Setiap hari adalah ritual penyiksaan yang sama. Ia akan bangun, bekerja serabutan—membersihkan kedai kopi, mencuci piring di restoran—lalu pulang ke apartemen sepinya untuk memandangi foto itu hingga tertidur. Ia adalah hantu. Arwah penasaran yang bergentayangan di pinggiran kehidupan keluarganya sendiri, terikat oleh janji mengerikan yang ia buat kepada ayahnya sendiri, kepala keluarga Rosales.
"Kau akan pergi dan tidak akan pernah kembali," kata ayahnya lima tahun lalu, matanya sedingin es. "Kau akan membiarkan Alex Ferguson percaya kau meninggalkannya karena bosan. Jika kau mencoba menghubungi mereka, sekali saja, aku tidak akan segan-segan menghancurkan Alex dan ketiga anak haram itu. Kau tahu aku bisa melakukannya."
Dan Isabella tahu. Kekuatan keluarganya sama besarnya dengan kebencian mereka terhadap keluarga Ferguson. Jadi, ia pergi. Ia merobek hatinya sendiri, memerankan peran sebagai wanita tak berperasaan, dan berjalan menjauh dari suami dan bayi-bayi kembarnya yang baru berumur beberapa bulan. Ia memilih untuk menanggung kebencian Alex daripada melihatnya hancur. Ia memilih untuk hidup dalam neraka agar anak-anaknya bisa hidup aman di istana mereka.

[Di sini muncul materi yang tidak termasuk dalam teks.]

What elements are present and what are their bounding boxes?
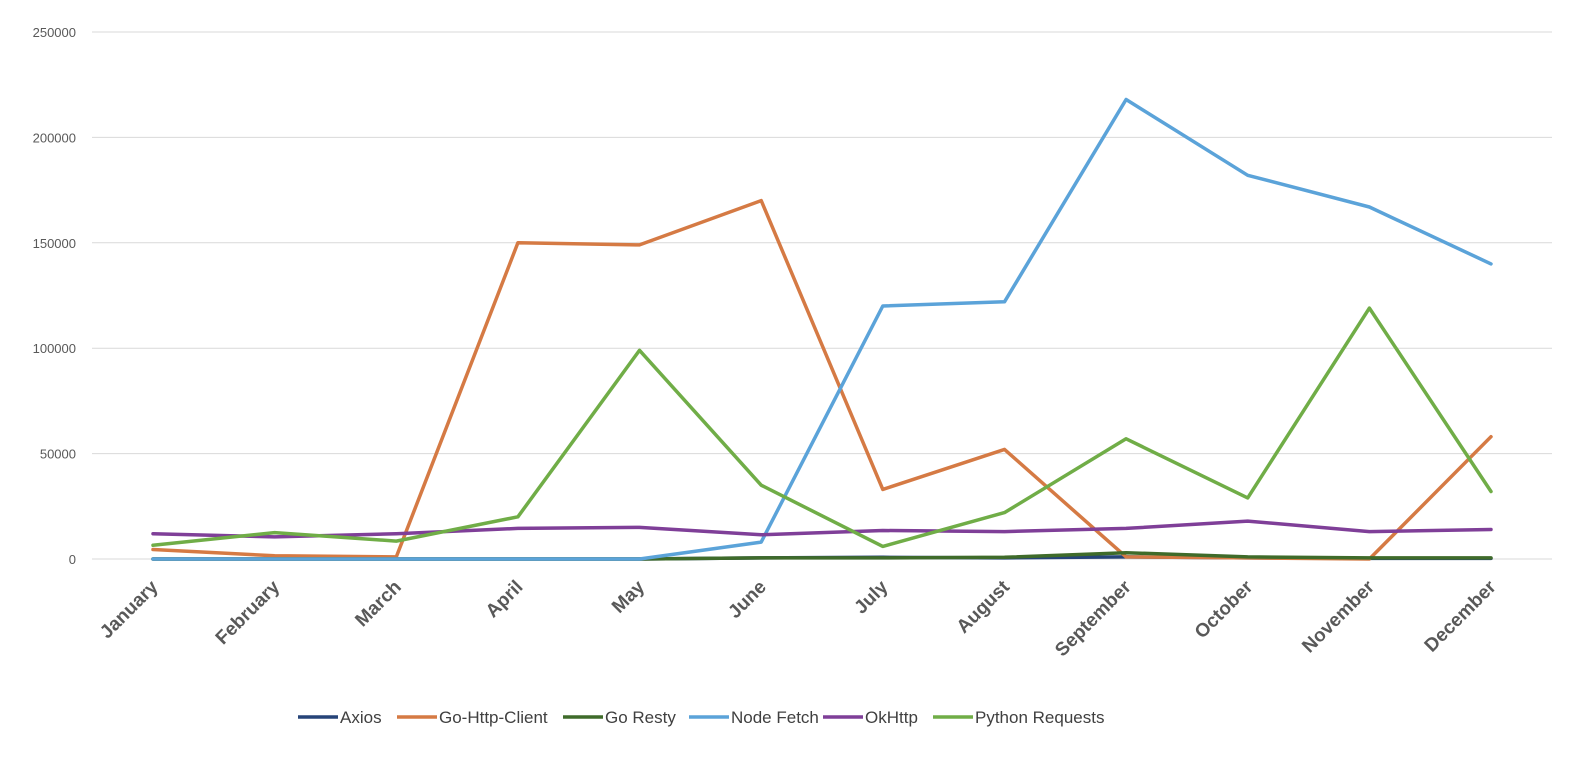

Malam itu, hujan semakin deras. Panggilan dari manajer restoran tempatnya bekerja paruh waktu memaksanya untuk keluar menembus badai. Dengan mengenakan mantel tipis satu-satunya, ia berlari menyusuri jalanan yang basah. Di persimpangan jalan besar, langkahnya terhenti. Sebuah layar berita digital raksasa di fasad gedung pencakar langit menampilkan wajah yang paling ia rindukan sekaligus paling ia takuti untuk lihat.
Alex Ferguson.
Wajahnya masih setampan dewa, rahangnya tegas, bahunya lebar. Ia tampak lebih berkuasa, lebih dingin dari sebelumnya. Ia sedang diwawancarai tentang kesuksesan terbaru Ferguson Corp. Tapi Isabella tidak peduli tentang itu. Ia hanya menatap mata suaminya. Mata yang dulu selalu menatapnya dengan penuh kehangatan dan cinta, kini tampak kosong, sedingin musim dingin yang tak berkesudahan. Luka yang ia tinggalkan masih ada di sana, membeku menjadi lapisan es yang tebal.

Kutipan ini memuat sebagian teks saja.